The very next visit, we built a redwood table, with hand tools, the posts set two feet into the ground, with no concrete like my grandfather told me one time. Every morning I was here, about once a month, I’d bring coffee in my carafe, a blanket for before the sun rose, a magazine which never got read and bird seed. As soon as I saw morning light separate the sky from the trees, I’d be up there.
From here at the command post, as the neighbors dubbed it, we watched all the activities needed to build a home here. From here, we watched our troops, I mean the bulldozer guys, carve out the pad for our house and we were filled with satisfaction and excitement.

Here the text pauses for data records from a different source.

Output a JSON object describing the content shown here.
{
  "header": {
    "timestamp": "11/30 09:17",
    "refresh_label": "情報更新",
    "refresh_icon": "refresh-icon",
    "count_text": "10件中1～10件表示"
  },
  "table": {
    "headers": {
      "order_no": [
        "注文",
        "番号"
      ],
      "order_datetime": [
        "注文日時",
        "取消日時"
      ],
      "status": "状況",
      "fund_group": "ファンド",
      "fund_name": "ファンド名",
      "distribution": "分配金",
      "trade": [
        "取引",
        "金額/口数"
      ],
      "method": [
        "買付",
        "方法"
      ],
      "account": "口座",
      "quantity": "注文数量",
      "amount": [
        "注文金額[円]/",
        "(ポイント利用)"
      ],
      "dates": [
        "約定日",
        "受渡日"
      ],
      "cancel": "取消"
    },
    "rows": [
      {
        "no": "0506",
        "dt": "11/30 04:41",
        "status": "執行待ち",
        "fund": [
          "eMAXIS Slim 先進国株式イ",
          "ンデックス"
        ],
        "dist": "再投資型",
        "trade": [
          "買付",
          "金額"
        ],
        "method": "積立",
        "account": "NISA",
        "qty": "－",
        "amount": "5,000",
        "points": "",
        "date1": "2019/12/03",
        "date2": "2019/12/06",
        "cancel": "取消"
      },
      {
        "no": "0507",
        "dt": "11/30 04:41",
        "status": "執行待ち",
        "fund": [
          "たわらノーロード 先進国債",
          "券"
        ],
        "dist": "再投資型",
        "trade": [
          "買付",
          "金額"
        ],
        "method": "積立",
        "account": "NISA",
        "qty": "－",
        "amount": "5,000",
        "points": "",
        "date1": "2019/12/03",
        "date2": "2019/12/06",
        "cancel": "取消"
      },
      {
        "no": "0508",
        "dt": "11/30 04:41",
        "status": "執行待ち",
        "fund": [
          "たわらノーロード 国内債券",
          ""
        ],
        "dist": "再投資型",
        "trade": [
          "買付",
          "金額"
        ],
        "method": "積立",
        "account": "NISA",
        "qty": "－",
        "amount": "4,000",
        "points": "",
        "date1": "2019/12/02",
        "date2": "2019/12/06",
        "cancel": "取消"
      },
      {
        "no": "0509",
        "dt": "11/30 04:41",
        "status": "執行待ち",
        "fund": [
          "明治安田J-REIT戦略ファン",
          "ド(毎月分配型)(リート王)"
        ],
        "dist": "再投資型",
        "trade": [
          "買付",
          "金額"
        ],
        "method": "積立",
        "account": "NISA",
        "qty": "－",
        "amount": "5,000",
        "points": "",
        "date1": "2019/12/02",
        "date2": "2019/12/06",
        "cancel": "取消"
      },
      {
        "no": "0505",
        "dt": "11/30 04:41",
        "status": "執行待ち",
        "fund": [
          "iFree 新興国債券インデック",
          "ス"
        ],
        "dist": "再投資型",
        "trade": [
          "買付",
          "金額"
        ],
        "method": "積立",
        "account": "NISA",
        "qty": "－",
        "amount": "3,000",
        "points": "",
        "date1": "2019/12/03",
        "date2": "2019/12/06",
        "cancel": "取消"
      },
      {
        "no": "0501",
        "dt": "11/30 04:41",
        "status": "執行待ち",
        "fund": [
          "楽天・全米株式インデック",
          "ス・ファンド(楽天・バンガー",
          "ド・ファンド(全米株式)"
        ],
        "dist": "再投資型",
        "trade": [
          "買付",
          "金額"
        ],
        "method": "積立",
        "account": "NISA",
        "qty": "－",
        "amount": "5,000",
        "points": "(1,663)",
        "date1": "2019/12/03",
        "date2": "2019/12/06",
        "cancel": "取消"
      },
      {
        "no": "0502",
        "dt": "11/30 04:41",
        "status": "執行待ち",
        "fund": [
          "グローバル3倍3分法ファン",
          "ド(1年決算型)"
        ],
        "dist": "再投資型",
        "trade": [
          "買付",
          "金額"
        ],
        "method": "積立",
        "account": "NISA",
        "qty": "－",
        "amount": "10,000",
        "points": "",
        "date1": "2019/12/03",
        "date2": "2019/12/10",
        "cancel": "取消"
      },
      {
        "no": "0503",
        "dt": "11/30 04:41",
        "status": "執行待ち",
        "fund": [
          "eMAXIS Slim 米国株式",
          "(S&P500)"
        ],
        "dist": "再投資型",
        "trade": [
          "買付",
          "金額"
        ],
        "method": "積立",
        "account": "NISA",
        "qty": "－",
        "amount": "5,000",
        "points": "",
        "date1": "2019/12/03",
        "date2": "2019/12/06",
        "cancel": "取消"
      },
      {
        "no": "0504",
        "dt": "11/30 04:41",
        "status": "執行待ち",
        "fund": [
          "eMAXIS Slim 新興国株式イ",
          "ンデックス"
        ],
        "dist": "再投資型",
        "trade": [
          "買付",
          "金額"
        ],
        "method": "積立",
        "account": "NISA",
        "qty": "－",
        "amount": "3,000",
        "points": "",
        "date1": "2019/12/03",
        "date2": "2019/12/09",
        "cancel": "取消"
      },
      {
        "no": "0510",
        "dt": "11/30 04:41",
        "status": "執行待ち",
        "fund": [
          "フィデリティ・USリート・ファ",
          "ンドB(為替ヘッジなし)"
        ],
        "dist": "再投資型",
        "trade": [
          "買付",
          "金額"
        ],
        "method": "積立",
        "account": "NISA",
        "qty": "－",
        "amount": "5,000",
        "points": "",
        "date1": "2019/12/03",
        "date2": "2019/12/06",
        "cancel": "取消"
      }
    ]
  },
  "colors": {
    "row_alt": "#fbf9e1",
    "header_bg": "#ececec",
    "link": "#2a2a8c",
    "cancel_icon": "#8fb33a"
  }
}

From my perch at the command post these words, “I am monarch of all I survey”, came to my mind as I watched my husband, arms folded, as he watched the bulldozers making their passes back and forth, moving dirt. It was also the coolest area so when the family was here during the sometimes over 100 degree heat, it would be where the kids would gather with their crafts and where we’d serve lunch and nap.
I planted daffodils and hung bird feeders and troughs, taken from the goat shed. I made a brush out of pine needles and yarn, so I could brush away the leaf litter, each morning. I found an old wooden chainsaw box, already painted the color of the pine needles and set it between two pines to hold extra birdseed. I made myself at home.
From here I watched our house framed from beginning to end during a week when Tractor Man was to have joined me, but ultimately couldn’t. In February of 2005, the building had started. I was alone with this unexpected joy, eating breakfast, lunch and dinner here at the table, and at the end of three days the three workmen were finished and I shook each hand. We had never spoken, but I had left them to their job and the men, I’m sure, were amazed to have an avid audience.
It’s good to make a spot of your own in the garden, somewhere that is comfortable so you will look forward to settling down there. It will be a place to simply observe in peace.